The U.S. has a mixture of health care systems. Medicare and Medicaid are single payer. The VA is a national health service model. The ACA is a social insurance model. And then we have lots of private insurance that’s regulated under the ACA but its financing is from employers or individuals or both. Some people pay out of pocket themselves.
In mixing up single payer and universal coverage, Sanders and his supporters are making a misleading political argument.
The politics matters because the chance of Congress passing single payer anytime soon is effectively zero and because it is part of today’s nomination debates.
Democrats strongly support expanding health coverage but many likely believe what the Sanders campaign incorrectly suggests.
In reality, Clinton has not attacked universal coverage and she hasn’t changed from supporting single payer before. She never proposed single payer, not in the 1990s and not in 2008.
Now, the Clinton campaign was wrong in having Chelsea Clinton talk about single payer as taking away people’s coverage, with what looked like an implication that they’d lose insurance. In fact, single payer would replace other sorts of insurance. And Hillary Clinton should go beyond the bare bones health plan she’s proposed this election cycle and present more detail herself.
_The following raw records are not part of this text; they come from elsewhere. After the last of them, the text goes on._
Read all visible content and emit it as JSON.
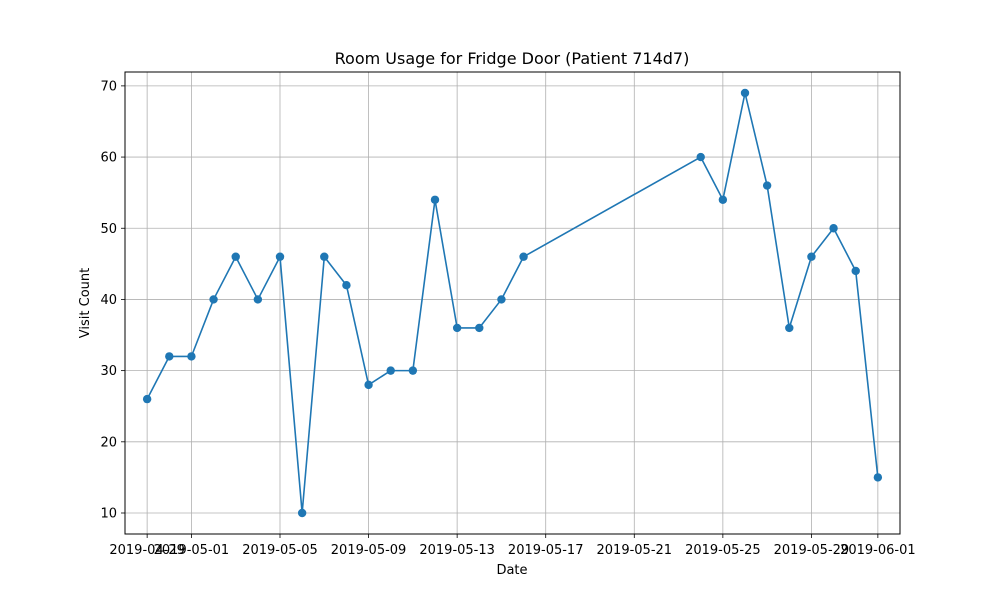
{
  "chart_data": {
    "type": "line",
    "title": "Room Usage for Fridge Door (Patient 714d7)",
    "xlabel": "Date",
    "ylabel": "Visit Count",
    "x_tick_labels": [
      "2019-04-29",
      "2019-05-01",
      "2019-05-05",
      "2019-05-09",
      "2019-05-13",
      "2019-05-17",
      "2019-05-21",
      "2019-05-25",
      "2019-05-29",
      "2019-06-01"
    ],
    "y_ticks": [
      10,
      20,
      30,
      40,
      50,
      60,
      70
    ],
    "xlim": [
      "2019-04-28",
      "2019-06-02"
    ],
    "ylim": [
      7.05,
      71.95
    ],
    "grid": true,
    "color": "#1f77b4",
    "series": [
      {
        "x": [
          "2019-04-29",
          "2019-04-30",
          "2019-05-01",
          "2019-05-02",
          "2019-05-03",
          "2019-05-04",
          "2019-05-05",
          "2019-05-06",
          "2019-05-07",
          "2019-05-08",
          "2019-05-09",
          "2019-05-10",
          "2019-05-11",
          "2019-05-12",
          "2019-05-13",
          "2019-05-14",
          "2019-05-15",
          "2019-05-16",
          "2019-05-24",
          "2019-05-25",
          "2019-05-26",
          "2019-05-27",
          "2019-05-28",
          "2019-05-29",
          "2019-05-30",
          "2019-05-31",
          "2019-06-01"
        ],
        "y": [
          26,
          32,
          32,
          40,
          46,
          40,
          46,
          10,
          46,
          42,
          28,
          30,
          30,
          54,
          36,
          36,
          40,
          46,
          60,
          54,
          69,
          56,
          36,
          46,
          50,
          44,
          15
        ]
      }
    ]
  }
}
However, Chelsea Clinton was right that the particular sorts of insurance people now have would disappear. In fact, that’s a key feature of a single payer system.
How many people would prefer single payer over what they have now? It’s hard to say for sure. But there’s no doubt there would be disruption as people who have private insurance move to what single payer insurance would provide.
A robust health policy debate is good.
Moreover, I don’t think anyone thinks the ACA doesn’t need some improvements.
It’s wrong, however, to act as if single payer and universal coverage are equivalent when they are not.
Today’s discussion should be based on a more accurate understanding of health policy options. And that means avoiding myths about single payer and discussing the range of ways universal coverage is achieved around the world and could be in the United States.